The devastating spoilage is in deep contrast with the intense beauty of the place. The perfect sand beckons you to run on it till it narrows and disappears at the end of the spit into the cold sea. The ultramarine blue of the water seems only slightly more intense than that of the sky. The distant pale blue mountains form a narrow stripe above the greens and yellows of the Black Isle. The sound of the wind racing over the sand is the only noise. We spend a while taking it all in, eating lunch, before the afternoon draws in and we prepare the boats for the trip home.

We are delighted to see that the dinghies tow just as well with rubbish in them as they do with young sailors.
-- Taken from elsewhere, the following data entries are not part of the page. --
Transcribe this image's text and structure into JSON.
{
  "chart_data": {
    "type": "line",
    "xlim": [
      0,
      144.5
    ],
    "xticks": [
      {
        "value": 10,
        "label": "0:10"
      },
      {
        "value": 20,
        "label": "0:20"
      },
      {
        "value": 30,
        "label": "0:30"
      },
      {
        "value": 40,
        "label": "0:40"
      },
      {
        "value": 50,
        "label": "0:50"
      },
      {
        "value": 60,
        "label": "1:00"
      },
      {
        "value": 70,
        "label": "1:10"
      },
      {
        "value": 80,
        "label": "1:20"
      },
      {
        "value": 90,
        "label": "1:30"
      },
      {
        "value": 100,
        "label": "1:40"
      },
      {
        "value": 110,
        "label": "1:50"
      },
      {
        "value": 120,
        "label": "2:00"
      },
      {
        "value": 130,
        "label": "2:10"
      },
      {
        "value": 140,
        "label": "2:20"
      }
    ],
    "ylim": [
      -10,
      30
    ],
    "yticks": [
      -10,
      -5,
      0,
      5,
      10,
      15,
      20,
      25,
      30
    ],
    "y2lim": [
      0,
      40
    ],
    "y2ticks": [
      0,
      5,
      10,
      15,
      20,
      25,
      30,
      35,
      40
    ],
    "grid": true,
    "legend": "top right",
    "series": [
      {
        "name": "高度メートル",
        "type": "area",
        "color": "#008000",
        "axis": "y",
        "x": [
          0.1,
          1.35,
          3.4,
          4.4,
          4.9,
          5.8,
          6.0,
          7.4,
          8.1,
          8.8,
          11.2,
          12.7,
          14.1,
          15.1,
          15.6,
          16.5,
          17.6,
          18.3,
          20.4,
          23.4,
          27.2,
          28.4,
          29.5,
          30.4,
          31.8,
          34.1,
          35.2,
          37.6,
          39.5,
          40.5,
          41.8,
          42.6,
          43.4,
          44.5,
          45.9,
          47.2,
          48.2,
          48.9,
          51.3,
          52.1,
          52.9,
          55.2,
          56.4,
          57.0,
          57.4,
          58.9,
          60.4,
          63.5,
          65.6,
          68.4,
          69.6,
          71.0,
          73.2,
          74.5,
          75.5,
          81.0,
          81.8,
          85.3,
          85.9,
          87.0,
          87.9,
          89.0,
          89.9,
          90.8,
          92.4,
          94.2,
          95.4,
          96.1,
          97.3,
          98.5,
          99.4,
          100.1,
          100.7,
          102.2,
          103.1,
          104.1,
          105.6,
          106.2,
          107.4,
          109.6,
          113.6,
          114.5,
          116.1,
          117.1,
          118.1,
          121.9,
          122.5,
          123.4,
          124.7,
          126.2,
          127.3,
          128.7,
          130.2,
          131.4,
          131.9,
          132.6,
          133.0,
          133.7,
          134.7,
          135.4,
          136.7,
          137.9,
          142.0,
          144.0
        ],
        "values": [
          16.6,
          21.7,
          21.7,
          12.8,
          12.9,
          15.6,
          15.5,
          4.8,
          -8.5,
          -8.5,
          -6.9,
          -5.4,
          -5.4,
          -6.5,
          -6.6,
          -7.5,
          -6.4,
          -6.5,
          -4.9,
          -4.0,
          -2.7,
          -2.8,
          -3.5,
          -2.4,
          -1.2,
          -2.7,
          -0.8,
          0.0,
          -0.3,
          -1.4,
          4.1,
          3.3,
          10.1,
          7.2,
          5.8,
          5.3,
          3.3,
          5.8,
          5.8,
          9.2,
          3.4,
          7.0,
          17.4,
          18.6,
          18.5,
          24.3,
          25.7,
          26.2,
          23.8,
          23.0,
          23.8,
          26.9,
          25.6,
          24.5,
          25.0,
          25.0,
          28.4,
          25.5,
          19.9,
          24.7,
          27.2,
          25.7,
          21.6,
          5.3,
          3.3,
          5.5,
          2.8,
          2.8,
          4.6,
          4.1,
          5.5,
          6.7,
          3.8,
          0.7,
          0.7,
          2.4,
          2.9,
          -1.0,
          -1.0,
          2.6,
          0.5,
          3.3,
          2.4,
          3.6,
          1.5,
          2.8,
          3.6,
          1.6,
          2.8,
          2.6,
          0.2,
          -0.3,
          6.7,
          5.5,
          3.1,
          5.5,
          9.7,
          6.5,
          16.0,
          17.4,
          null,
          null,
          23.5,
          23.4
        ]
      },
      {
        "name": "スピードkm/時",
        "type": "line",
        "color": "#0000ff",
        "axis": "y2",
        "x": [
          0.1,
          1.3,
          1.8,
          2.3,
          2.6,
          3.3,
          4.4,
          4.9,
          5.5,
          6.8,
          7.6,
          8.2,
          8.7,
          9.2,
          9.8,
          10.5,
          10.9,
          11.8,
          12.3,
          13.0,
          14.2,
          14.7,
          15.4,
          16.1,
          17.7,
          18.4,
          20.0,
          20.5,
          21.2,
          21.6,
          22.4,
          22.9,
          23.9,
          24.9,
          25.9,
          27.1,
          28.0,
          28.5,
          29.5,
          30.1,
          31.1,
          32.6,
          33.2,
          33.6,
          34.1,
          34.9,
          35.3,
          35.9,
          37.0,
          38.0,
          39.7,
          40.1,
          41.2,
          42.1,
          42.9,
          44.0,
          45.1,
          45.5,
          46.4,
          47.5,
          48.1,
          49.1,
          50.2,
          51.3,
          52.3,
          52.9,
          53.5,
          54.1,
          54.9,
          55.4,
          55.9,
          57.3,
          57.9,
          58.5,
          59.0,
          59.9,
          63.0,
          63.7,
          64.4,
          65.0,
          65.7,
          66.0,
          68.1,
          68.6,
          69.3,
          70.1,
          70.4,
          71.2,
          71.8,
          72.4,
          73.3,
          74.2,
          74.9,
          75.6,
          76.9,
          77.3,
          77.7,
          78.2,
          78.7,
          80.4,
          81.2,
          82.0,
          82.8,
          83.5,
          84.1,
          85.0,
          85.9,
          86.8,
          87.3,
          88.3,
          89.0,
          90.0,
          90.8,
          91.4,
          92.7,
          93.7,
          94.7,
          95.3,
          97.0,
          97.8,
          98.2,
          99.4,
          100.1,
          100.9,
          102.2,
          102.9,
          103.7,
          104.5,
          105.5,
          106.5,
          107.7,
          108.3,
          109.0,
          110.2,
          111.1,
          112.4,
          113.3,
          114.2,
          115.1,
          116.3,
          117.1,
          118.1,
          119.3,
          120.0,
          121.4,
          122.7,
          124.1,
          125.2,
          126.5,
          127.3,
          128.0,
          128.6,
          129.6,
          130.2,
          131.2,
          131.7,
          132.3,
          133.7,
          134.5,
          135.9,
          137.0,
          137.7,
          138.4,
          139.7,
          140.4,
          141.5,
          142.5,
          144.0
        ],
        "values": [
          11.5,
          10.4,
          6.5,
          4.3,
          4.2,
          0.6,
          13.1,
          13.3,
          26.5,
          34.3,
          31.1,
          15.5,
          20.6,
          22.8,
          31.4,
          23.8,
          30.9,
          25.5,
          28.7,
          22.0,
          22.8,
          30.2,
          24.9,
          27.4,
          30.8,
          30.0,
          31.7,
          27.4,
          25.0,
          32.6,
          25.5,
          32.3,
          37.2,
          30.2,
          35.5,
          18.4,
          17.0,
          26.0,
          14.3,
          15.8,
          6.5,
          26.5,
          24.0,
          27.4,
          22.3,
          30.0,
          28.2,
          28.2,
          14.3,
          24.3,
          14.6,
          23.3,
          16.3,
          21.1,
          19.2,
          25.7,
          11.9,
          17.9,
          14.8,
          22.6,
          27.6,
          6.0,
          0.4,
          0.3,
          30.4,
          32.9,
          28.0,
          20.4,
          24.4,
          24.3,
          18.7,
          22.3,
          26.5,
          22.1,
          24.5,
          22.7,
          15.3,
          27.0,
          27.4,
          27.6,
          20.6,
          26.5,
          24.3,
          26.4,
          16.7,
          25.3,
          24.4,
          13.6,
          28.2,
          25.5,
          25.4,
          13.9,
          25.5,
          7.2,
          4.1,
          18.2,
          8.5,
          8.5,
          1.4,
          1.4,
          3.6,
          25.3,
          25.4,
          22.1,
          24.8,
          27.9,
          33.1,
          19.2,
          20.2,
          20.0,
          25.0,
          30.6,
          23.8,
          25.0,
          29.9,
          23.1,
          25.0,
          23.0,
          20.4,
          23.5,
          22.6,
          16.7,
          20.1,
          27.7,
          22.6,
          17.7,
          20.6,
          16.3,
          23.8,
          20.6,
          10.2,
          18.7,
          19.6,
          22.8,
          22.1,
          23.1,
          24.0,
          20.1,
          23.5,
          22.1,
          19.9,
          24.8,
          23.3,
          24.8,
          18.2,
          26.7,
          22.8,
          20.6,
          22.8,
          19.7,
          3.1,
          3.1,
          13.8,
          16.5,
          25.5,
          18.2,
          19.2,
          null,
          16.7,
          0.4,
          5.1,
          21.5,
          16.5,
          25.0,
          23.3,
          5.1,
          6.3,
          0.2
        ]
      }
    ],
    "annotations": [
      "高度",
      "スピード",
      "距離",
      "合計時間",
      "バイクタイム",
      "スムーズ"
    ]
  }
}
In times past, we have walked to this place, sailed and canoed out there, but we have never managed to do much beyond despair at the rubbish, and carry out a small quantity in a rucksack. It feels wonderful to have totally cleared 100m. If 4 people can easily do that in an afternoon, then maybe we really can scale this to tackle the enormous crisis of beach plastic polluting our remote and most beautiful coastlines.

The kids take turns driving the RIB and before long we are back at the harbour. We tie up the boat and haul the dinghies up the slip and round to the sailing club yard. Suddenly, out of the water on onto their trailers, we get a sense of exactly how heavy all this stuff is, and how practical- and obvious - it is to use boats for remote beach cleaning. Just a modern twist on one of the oldest ideas in history: boats make transport easy.

Salty and windswept, I couldn't wish for a better first day on the water.

Along with the litter, we salvaged some hope for the future.